Le deuxième article revenait sur le travail des sauveteurs au World Trade Center. Il date de décembre 2002, je suppose qu'il a dû y avoir une commémoration à cette date. Il passe de la description à l'écœurement à la colère. Il termine par un adieu.
Fallait que je le dise

Difficile d'échapper aux images épouvantables des sauveteurs cherchant les corps parmi les décombres. Ces images de New York m'en ont rappelé d'autres, qui n'ont pas été filmées, celles-là, on ne filmait pas, alors, mais que j'ai vécues, j'étais en plein dedans. Ces images m'ont rappelé Berlin.

A Berlin, ça a duré deux ans. Ça dégringolait chaque nuit, avec, une ou deus fois par semaine, en plein jour, le «bombardement tapis» à grand spectacle. Plusieurs milliers de morts à chaque fois.

J'avais la chance — je dis bien la chance, car cela m'a évité l'Arbeitslag — de faire partie d'une équipe de tire-au-cul, de fortes têtes, de saboteurs, toutes nationalités mêlées, rebut des usines voué au déblaiement des décombres et à la recherche de ce qui pouvait se révéler encore vaguement vivant.

Nous partions à l'aurore, le ventre creux, entortillé de loques. Nous n'avions pas de casques, de masques, de lulls, de grues ni de camions. Juste nos mains, une pelle, une pioche. Et les lamentations tout autour, les cris, les sanglots, les maccchabées qu'on entassait, les encore pas tout à fait morts qu'on alignait sur la chaussée en attendant des brancardiers, jusqu'à la nuit tombée parfois.

Fouiller les décombres d'un bombardement, tâche quasi impossible autant qu'imbécile. Les gravats se hérissent de poutres, de portes, de meubles, tout ça enchevêtré, va chercher, toi! On entendait que ça gueulait, faiblement, sous quelque amas. Il fallait ôter d'abord les poutres et les ferrailles, à la force des bras, ça prenait des heures, les vivants souvent ne l'étaient plus quand nous parvenions jusqu'à eux.

J'ai vu, dans une cave transformée en abri, où une bombe, réglée pour n'expliser qu'après six ou sept impacts, merveille de la technique, avait terminé triomphalement sa course verticale: des morceaux sanglants collés aux murs de brique, au plafond crevé, on pataugeait dans la viande hachée mêlée aux lambeaux de vêtements…

J'arrête, je chiale, j'ai raconté cela dans Les Russkoffs, New York et ses parades à la con me le font remonter dans la gorge, j'étais dessous, j'ai eu de la chance. D'autres n'en ont pas eu.

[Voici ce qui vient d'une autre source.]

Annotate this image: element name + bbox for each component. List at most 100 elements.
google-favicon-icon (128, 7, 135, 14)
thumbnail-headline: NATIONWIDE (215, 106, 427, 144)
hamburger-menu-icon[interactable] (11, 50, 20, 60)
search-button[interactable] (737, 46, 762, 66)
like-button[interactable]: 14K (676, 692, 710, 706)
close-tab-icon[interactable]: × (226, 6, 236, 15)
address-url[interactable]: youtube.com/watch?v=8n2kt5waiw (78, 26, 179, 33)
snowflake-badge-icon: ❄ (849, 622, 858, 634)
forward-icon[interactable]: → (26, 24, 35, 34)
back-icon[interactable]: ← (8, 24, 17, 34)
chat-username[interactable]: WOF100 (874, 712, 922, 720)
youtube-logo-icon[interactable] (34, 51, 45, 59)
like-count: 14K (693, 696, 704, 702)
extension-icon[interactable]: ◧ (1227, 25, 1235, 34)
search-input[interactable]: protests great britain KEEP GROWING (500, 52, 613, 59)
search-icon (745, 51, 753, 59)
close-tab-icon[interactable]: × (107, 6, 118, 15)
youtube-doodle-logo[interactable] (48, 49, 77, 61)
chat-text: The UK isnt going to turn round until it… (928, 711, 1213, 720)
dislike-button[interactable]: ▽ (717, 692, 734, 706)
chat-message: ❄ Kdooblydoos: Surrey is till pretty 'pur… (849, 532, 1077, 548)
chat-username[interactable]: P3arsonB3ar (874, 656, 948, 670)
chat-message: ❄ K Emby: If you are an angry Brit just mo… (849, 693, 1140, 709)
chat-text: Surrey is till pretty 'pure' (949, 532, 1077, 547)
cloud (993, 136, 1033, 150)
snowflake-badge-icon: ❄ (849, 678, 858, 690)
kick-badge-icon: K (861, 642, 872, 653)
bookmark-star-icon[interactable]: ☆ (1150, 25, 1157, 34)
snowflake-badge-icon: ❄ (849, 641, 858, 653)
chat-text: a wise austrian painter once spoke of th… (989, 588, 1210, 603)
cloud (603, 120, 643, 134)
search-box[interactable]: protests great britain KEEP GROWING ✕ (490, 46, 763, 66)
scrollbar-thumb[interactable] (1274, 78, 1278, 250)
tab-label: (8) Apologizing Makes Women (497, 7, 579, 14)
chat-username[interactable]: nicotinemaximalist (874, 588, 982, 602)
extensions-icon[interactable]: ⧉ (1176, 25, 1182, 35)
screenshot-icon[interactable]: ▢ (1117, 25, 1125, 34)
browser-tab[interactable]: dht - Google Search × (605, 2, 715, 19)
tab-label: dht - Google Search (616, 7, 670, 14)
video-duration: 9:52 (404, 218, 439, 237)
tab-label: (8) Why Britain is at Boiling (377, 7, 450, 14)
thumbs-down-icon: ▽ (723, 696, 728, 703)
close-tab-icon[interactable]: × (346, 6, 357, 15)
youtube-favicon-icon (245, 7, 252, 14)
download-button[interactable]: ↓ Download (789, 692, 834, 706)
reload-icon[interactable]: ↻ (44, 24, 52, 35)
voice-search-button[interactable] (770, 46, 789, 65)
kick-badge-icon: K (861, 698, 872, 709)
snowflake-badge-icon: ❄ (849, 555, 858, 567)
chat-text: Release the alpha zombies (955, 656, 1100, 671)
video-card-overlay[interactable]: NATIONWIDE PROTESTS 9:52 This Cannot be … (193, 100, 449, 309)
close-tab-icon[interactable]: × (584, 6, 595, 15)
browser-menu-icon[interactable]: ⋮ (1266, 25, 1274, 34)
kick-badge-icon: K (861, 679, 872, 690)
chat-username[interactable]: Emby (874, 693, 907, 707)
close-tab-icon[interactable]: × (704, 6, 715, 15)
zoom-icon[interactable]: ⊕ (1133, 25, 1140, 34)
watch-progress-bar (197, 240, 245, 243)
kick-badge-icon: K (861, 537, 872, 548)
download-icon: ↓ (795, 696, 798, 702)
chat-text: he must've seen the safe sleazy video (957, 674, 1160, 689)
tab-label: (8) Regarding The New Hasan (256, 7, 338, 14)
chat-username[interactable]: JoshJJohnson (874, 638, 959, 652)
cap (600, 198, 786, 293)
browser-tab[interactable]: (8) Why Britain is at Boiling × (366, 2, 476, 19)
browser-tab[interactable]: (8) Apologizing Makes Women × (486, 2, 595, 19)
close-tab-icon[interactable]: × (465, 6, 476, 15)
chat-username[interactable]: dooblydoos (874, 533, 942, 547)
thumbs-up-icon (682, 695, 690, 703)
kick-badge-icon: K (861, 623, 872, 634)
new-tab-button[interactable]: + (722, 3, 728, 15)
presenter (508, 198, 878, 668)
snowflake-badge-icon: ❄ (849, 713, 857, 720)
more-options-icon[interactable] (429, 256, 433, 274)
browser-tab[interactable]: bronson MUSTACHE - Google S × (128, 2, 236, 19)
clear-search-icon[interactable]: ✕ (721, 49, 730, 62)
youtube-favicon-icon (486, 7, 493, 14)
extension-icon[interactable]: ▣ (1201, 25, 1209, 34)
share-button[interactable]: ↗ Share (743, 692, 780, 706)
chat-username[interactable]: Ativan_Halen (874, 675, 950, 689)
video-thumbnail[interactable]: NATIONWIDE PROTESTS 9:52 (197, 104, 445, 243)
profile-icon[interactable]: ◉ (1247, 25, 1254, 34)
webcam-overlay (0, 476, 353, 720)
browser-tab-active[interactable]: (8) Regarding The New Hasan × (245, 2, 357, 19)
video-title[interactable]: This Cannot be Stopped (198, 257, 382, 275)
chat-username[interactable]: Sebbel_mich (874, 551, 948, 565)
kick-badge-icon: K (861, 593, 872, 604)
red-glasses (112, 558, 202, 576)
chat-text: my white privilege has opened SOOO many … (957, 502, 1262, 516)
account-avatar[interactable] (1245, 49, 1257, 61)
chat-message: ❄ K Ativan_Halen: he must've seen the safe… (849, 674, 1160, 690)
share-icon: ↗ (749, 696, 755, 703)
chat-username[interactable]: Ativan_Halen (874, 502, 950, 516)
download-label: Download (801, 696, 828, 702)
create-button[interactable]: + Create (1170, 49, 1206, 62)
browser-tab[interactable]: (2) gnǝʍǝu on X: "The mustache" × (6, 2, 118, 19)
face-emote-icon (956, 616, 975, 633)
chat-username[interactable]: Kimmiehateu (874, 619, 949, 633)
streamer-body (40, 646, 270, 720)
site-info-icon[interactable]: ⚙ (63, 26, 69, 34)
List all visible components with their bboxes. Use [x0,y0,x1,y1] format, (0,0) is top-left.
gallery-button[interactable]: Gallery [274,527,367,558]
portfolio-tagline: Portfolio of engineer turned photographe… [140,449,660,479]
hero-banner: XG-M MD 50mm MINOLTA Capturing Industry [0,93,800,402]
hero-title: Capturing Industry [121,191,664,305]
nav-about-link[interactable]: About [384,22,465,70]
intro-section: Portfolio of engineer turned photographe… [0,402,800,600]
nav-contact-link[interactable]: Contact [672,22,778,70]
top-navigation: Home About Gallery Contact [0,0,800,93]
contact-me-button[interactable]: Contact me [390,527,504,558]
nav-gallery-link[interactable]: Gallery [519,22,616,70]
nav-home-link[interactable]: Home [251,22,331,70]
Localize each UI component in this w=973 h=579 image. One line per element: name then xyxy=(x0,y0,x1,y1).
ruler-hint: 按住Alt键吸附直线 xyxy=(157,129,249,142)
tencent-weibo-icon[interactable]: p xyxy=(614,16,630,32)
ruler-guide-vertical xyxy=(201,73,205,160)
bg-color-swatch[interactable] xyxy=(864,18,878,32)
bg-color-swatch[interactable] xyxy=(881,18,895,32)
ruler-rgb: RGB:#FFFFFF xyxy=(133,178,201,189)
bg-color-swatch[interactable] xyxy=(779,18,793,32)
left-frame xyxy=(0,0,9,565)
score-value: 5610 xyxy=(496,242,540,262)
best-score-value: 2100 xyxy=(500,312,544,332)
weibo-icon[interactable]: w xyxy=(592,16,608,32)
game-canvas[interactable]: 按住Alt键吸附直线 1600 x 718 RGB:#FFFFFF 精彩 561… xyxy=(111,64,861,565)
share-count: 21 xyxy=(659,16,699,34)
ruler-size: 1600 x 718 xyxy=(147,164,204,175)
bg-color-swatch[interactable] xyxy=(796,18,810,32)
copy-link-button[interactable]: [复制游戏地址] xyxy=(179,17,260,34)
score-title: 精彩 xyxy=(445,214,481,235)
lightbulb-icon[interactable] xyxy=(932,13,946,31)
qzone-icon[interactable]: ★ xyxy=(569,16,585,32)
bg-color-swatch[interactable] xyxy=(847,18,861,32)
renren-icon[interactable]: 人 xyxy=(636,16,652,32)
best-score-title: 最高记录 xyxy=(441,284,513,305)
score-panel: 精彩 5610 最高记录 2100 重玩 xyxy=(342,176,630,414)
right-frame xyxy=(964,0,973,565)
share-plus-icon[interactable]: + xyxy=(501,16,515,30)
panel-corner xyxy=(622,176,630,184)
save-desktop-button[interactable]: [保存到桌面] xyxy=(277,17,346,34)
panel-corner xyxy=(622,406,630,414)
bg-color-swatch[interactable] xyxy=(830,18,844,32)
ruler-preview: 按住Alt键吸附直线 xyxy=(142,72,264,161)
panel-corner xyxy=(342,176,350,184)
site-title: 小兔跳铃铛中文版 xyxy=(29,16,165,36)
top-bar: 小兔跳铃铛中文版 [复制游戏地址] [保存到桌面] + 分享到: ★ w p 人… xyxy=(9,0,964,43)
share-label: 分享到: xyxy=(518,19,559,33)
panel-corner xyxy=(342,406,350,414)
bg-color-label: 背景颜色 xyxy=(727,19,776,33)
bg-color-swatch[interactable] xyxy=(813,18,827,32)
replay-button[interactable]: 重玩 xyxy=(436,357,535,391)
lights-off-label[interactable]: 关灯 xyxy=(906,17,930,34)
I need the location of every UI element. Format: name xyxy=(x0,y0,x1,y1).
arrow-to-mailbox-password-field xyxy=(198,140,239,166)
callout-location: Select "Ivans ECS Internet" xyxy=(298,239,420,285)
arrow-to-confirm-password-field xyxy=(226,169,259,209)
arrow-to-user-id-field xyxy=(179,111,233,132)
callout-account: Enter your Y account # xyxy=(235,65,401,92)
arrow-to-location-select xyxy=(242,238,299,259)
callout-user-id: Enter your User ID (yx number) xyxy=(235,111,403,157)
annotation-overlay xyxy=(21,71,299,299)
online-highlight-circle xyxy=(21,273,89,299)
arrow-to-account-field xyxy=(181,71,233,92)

C'était l'épouvante tous les jours, toutes les nuits, jour après jour, nuit après nuit. Qui bombardait? les Anglais, les Américains. Que bombardaient-ils? Des prisonniers de guerre français, russes, anglais, américains. Des déportés. Des Allemands, oui, un peu: femmes et gosses, les hommes étaient au front. Juste pour la terreur. Ah, mais, c'était la guerre! Bien sûr, Ducon. C'est aussi ce que disent aujourd'hui les terroristes et ceux qui les admirent.

Pour nous, les bagnards, les tire-au-cul, les réprouvés, pas de défilé avec bagpipes et oriflammes, pas même un merci… Ah, si, un jour, un vieil Allemand tout éperdu nous a fait spontanément un certificat, à Paulot Picamilh et à moi, attestant que nous avions sauvé sa vie et sa maison en flammes sous le bombardement. Plus tard, ça nous a sauvé la mise.

C'était la minute d'attendrissement du grand-père. A la niche, pépé. Bonsoir, m'sieurs-dames.